Through some profound misunderstanding, this woman, and this book, became very important to conservatives, despite the vigorous attempts of the National Review to warn people off. Ever since, its fan base has been growing and growing, and with it, the demand for a movie. The general consensus was that it was, like Lord of the Rings, unfilmable. It opened Friday.
You will either love it, or hate it. You will be wrong. It is a fundamentally misguided project. First, it is set in the near future, our near future, making it very difficult to explain how the world of 2011 becomes so like 1953 so quickly. This is, I suppose, partly deference to Rand’s conception, explained above, and partly an attempt to make it topical. After all, aren’t the shortcomings of dirigiste policies pushed by corrupt corporate executives our biggest policy challenge today? (Maybe in China, sure.) There is a serious point here: because of Rand’s attempt to characterize the events in the story as ahistorical, readers both sympathetic and unsympathetic seem incapable of seeing what is before their eyes, or, more seriously, distinguishing between fact and fiction.
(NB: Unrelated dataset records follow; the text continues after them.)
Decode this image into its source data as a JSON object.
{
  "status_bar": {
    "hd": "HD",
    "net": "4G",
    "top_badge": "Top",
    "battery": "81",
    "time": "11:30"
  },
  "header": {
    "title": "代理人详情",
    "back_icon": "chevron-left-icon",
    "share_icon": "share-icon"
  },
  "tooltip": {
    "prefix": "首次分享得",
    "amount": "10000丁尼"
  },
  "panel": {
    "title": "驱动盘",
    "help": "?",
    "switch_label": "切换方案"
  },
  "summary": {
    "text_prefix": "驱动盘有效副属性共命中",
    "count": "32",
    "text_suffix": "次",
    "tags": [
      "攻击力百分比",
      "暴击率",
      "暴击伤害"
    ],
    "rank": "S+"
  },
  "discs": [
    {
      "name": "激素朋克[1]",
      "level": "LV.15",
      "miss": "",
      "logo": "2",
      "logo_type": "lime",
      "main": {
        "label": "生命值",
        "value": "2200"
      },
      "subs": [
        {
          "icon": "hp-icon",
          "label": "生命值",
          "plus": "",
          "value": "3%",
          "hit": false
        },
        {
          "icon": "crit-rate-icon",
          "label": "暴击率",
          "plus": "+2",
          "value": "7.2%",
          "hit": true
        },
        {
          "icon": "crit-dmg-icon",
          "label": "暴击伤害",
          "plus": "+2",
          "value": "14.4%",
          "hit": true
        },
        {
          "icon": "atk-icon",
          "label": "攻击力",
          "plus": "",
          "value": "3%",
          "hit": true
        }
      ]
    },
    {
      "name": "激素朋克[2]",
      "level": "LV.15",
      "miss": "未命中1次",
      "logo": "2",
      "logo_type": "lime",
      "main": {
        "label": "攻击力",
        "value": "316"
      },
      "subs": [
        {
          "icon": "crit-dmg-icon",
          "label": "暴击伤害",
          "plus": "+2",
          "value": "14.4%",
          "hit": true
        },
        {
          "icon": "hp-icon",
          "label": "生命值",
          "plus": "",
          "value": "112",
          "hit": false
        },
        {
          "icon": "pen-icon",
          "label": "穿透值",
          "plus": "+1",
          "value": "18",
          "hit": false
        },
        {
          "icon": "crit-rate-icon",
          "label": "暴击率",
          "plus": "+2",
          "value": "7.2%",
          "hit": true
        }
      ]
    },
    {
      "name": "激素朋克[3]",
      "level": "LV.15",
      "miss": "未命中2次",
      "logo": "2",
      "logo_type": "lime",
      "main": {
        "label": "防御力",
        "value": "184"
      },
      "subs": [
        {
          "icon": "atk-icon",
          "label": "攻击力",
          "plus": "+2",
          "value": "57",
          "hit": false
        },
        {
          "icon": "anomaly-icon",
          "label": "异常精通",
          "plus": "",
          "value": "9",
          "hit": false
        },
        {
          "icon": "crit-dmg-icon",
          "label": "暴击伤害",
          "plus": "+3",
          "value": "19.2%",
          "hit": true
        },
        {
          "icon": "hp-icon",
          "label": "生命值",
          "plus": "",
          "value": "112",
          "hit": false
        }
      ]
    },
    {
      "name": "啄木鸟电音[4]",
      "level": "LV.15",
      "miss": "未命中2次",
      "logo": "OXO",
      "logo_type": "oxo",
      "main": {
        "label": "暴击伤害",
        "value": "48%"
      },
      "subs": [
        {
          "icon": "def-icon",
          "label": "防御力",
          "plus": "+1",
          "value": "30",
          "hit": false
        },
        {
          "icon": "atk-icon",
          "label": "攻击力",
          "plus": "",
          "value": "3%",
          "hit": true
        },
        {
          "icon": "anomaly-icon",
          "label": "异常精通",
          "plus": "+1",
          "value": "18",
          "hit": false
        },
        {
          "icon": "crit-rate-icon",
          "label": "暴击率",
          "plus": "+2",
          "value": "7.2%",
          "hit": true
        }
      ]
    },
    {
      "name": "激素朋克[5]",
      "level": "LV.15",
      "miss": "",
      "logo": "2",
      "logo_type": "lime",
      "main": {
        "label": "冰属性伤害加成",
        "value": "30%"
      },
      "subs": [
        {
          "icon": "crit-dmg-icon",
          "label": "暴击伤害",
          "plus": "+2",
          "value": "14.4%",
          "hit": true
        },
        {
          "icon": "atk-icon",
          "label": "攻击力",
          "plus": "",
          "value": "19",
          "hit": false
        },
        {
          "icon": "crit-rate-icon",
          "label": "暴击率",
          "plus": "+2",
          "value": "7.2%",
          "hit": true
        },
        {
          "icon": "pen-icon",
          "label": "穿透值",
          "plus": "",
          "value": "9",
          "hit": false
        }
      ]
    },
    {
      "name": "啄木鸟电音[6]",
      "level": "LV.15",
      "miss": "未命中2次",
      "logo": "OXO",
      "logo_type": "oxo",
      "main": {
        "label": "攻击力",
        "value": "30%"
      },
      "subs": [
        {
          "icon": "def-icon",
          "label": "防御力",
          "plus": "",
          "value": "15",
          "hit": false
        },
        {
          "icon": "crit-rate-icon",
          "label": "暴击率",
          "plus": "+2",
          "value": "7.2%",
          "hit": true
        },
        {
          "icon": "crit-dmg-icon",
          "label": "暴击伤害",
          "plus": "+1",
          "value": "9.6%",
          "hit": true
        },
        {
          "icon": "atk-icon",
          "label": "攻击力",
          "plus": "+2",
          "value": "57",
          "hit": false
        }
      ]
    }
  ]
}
It is perhaps the most un-topical plot for an American political film I can think of.*
The production does the best it can within these constraints, which is surprisingly well. Given what I understand was a limited budget, production values are solid, if somewhat 70s-ish. The narrative is compressed but intelligible. Crucially, an excess of venom has been bled away from the dialogue without destroying its content; failure to do this would’ve ruined the film. And lastly, the actors really do act. A small quibble: in the book, the question of what “Who is John Galt?” means is left undetermined for a surprisingly long time, and as we begin to suspect that there is such a person somehow responsible for the state of the world, it remains unclear for even longer whether he is a good guy or a bad guy. All this is jettisoned almost without a second thought, probably because the filmmakers have forgotten what it was like to read this book for the first time, or assume that most of their audience have.
But in the end, it just doesn’t work, and the proper adaptation of Atlas Shrugged remains unmade. A proper adaptation would be fifteen hours long, and look like a cross between Martin Scorcese’s The Aviator and Kerry Conran’s Sky Captain and the World of Tomorrow. It would star Megan Fox, be directed by Zack Synder, and it would be completely awesome.
*Let me explain. Since the crash of 2007-08, there has been a resurgence of people claiming topicality for Atlas Shrugged. This is because she describes a world falling apart for economic reasons, and we live in world falling apart for economic reasons. I would set the bar higher, however, and insist that its topicality be attributable to it offering a cogent economic analysis of our current situation, and this I do not think it can do. The book focuses on antitrust and intellectual property law, along with voluntary industry wide self-regulation, as the primary forces bringing about the collapse. Whatever one may think of any of those things, it is just not credible to think that this is where our current problems lie, which is with fiscal and monetary policy. To shift to a higher level of abstraction and say that our current problem is government and the book says that too is just too vague to amount to topicality. I do not recall the book discussing fiscal or monetary policy at all, but if I’m wrong, gentle readers, please enlighten me (with page numbers).